He was born on April 15, 1917 in Baltimore, Maryland to Hans Georg and Edith Beryl (née Gildersleeve) Conried. He was named Hans Georg Conried Jr. Claims that his real name was Frank Foster are false. His Connecticut-born mother was a descendant of Pilgrims, and his father was a Jewish immigrant from Vienna, Austria. He was raised in Baltimore and in New York City.
He studied acting at Columbia University and went on to play major classical roles onstage. Conried worked in radio before working in movies in 1939. During World War II, he enlisted in the United States Army in September 1944.

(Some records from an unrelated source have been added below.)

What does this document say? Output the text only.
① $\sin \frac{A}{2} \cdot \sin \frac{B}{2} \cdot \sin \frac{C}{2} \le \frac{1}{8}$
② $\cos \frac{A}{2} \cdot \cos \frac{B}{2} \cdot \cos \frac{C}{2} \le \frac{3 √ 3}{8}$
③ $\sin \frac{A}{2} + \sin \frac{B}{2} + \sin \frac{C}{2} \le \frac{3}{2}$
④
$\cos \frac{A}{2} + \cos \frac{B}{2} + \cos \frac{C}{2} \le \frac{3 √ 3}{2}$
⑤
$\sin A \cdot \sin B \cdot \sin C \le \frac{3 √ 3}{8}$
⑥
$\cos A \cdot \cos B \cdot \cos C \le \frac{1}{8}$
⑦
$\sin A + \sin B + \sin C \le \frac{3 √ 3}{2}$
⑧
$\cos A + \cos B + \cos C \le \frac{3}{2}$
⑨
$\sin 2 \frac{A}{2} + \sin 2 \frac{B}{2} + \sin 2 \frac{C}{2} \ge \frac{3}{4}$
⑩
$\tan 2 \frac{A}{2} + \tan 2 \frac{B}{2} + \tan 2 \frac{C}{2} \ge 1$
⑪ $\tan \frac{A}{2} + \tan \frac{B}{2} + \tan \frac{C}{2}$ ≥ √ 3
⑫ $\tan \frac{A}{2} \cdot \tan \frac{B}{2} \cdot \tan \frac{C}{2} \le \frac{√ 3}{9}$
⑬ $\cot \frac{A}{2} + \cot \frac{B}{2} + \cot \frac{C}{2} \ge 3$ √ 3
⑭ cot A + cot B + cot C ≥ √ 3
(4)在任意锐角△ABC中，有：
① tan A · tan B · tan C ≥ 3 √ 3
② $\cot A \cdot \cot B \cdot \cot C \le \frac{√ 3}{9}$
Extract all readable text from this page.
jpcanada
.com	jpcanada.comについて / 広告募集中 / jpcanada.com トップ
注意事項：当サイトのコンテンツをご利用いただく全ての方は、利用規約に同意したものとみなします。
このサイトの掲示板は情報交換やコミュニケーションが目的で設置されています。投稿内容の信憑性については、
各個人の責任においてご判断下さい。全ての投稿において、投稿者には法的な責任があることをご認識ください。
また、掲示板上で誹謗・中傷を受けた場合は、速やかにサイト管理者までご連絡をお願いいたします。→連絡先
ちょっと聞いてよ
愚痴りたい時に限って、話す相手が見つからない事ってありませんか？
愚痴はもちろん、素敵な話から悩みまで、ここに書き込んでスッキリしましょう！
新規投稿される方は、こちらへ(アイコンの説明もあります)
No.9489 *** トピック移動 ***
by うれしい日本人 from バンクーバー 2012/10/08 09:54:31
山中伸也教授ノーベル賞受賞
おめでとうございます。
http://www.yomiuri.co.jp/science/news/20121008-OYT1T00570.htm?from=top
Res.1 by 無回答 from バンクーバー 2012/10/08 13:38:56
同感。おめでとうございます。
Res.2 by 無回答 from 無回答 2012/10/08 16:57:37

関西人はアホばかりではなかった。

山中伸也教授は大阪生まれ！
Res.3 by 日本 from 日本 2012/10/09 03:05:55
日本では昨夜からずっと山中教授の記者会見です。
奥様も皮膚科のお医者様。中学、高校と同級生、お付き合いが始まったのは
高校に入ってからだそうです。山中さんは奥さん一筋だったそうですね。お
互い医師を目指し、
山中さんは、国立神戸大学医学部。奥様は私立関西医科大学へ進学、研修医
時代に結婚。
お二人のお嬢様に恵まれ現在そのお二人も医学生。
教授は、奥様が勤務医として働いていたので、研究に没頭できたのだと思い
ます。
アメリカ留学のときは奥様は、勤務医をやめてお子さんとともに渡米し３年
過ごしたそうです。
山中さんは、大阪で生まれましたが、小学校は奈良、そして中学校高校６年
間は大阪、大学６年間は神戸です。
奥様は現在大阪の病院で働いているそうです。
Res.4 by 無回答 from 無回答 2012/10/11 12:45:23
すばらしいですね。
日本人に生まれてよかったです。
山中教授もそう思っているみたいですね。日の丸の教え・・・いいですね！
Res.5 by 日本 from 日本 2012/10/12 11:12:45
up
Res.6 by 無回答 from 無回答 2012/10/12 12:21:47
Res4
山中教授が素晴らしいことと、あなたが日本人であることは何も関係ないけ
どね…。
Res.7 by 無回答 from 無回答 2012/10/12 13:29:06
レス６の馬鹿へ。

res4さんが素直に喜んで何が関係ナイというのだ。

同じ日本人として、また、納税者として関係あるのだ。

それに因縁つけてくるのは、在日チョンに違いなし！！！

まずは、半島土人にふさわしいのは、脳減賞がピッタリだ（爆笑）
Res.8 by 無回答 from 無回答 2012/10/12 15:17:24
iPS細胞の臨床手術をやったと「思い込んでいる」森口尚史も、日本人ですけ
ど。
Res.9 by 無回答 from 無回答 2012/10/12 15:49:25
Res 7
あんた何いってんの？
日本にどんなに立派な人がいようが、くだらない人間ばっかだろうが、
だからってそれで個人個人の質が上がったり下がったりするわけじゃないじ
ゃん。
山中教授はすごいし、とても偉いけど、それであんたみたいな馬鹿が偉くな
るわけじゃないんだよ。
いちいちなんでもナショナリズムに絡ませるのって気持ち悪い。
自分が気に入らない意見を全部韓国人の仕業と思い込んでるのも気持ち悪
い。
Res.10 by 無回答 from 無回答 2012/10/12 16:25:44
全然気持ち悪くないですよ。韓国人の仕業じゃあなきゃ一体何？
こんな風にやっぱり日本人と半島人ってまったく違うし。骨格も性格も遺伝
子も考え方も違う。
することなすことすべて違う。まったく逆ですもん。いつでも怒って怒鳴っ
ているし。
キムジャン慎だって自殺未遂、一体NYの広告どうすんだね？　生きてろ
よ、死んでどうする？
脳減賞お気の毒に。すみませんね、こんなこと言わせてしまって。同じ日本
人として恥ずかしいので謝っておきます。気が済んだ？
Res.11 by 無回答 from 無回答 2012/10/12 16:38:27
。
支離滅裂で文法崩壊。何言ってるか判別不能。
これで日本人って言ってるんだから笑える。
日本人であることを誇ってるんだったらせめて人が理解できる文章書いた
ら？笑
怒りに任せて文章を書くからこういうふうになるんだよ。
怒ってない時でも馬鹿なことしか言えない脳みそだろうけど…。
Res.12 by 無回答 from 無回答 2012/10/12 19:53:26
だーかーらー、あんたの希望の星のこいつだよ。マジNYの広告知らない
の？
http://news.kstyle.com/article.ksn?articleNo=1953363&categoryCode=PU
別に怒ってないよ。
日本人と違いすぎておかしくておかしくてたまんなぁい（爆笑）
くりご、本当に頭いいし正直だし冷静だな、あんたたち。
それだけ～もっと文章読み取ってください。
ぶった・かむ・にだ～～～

One of Conried's early radio appearances came in 1937, when he appeared in a supporting role in a broadcast of The Taming of the Shrew on KECA in Los Angeles, California. Four years later, a newspaper reported about his role on Hedda Hopper's Hollywood: "But at the mike he's equally convincing as old men, drunks, dialeticians, or Shakesperean tragedians. Miss Hopper favors him for her dramatizations when the script will allow him, as she puts it, 'to have his head.'"
Conried appeared regularly on radio during the 1940s and 1950s. He was in the regular cast of Orson Welles's Ceiling Unlimited, for which he wrote the December 14, 1942, episode, "War Workers". On CBS's The George Burns and Gracie Allen Show he played a psychiatrist whom George regularly consulted for help in dealing with the ditzy Gracie.
Conried made his Broadway debut in Can-Can and was credited in six films (among them The Twonky and The 5,000 Fingers of Dr. T), all in 1953. Other Broadway productions include 70, Girls, 70 and Irene. He can be clearly heard on the Original Cast Albums (and CDs) of Cole Porter's "Can-Can" and Kander & Ebb's "70, Girls, 70" where, among other songs, Conried performs a sensational fast-paced patter song called "The Caper."
Conried's inimitable growl and impeccable diction were well suited to the roles he played, whether portraying the dim Professor Kropotkin in the radio show My Friend Irma or portraying comic villains and mock-sinister or cranky types, such as Walt Disney's Mr. Darling, and Captain Hook in Peter Pan (1953), and The Grinch/Narrator from Dr. Seuss' Halloween is Grinch Night. According to the DVD commentary of Futurama, he was the inspiration for the voice created for that series' "Robot Devil".
Conried was a cast member of other Dr. Seuss specials, and The Rocky and Bullwinkle Show, voicing the character of Snidely Whiplash in the Dudley Do-Right shorts, and hosted Fractured Flickers, another creation of Jay Ward and Bill Scott, as well as Wally Walrus on The Woody Woodpecker Show, Uncle Waldo P. Wigglesworth on Hoppity Hooper, and Dr. Dred on Drak Pack. He also performed as the "slave in the mirror" character, hosting several memorable episodes of Walt Disney's Wonderful World of Color.
Besides hosting Fractured Flickers, Conried was a regular panelist on CBS's pantomime program, Stump the Stars and a semi-regular guest on the Ernie Kovacs-hosted game show Take a Good Look. He was a regular guest on Jack Paar's Tonight Show on NBC from 1959 to 1962. Conried joined the cast of The Tony Randall Show during the 1977-78 season.
Guest appearances included I Love Lucy (as the English tutor Percy Livermore) Davy Crockett, The Californians, Meet McGraw, Hey, Jeannie!, The Ray Milland Show, The DuPont Show with June Allyson, The Real McCoys, The Many Loves of Dobie Gillis, Mister Ed, The Islanders, Ben Casey, Dr. Kildare, Lost in Space, Daniel Boone, The Beverly Hillbillies, The Lucy Show, Gilligan's Island, The Monkees, Have Gun – Will Travel, Love, American Style, Here's Lucy, Kolchak, Alice, Laverne & Shirley, The Love Boat, Hogan's Heroes, Match Game, Maverick, The Donna Reed Show, What's It For, Fantasy Island and Quark.
From 1955-64, Conried made twenty-one guest appearances as Danny Thomas's Lebanese "Uncle Tonoose" in Make Room for Daddy on ABC and then CBS. He was featured in the 1958 episode "What Makes Opera Grand?" on the anthology series Omnibus. The episode, an analysis by Leonard Bernstein showing the powerful effect of music in opera, featured Conried as Marcello in a spoken dramatization of Act III of Puccini's La Bohème. The program demonstrated the effect of the music in La Bohème by having actors speak portions of the libretto in English, followed by opera singers singing the same lines in the original Italian.
He married Margaret Grant on January 29, 1942; the couple had four children. He had a history of heart problems and suffered a stroke in 1974. He managed to remain active until his death on January 5, 1982, one day after suffering a massive heart attack.